Notice that Scripture says all these kinds of angry speech are to be “put away from you.” Since that is a command, it also means that God has given us the resources we need to put these sins away. We don’t have to be trapped by angry words. We can speak differently, because of our new position in Christ (vv. 20-24). Therefore, these sins are to be put away decisively and intentionally, now.

Instead of being characterized by anger, our words should be kind (gracious and full of good deeds), tender-hearted (compassionate and servant-hearted), and full of forgiveness (ready to forgive and forgiving freely and graciously) (v. 32).

Perhaps Paul finishes on the note of forgiveness (“just as God in Christ has forgiven you”) to remind his readers that while they need to grant forgiveness, they have a greater need of forgiveness from God, who has forgiven them infinitely more than they will have to forgive others.

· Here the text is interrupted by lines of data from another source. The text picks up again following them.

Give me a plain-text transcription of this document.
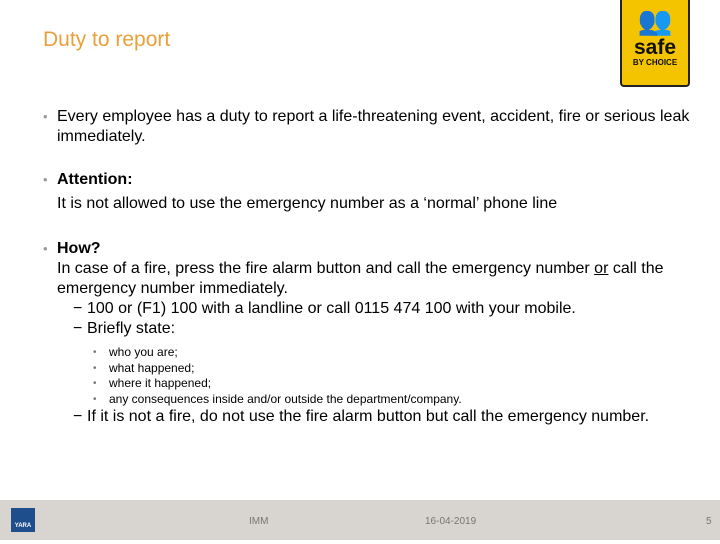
Duty to report
👥
safe
BY CHOICE
• Every employee has a duty to report a life-threatening event, accident, fire or serious leak immediately.
• Attention:
It is not allowed to use the emergency number as a ‘normal’ phone line
• How?
In case of a fire, press the fire alarm button and call the emergency number or call the emergency number immediately.
− 100 or (F1) 100 with a landline or call 0115 474 100 with your mobile.
− Briefly state:
• who you are;
• what happened;
• where it happened;
• any consequences inside and/or outside the department/company.
− If it is not a fire, do not use the fire alarm button but call the emergency number.
YARA	IMM	16-04-2019	5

Friend, before you attempt to counsel with an angry heart (which will prove to be vanity), confess your sin to the Lord and to the one with whom you are angry and receive the grace of God that will enable you to minister to your counselee. 

Are You Listening?

Do you listen to your words? What do they say about you? The counselor’s primary tools are two words: the words he speaks, and the Word of which he speaks. If his words are not conformed to God’s Word, then he is hopeless to help his counselee.

So listen to your words. Let God’s Word transform your words, so that your words will give healing and hope to those you serve.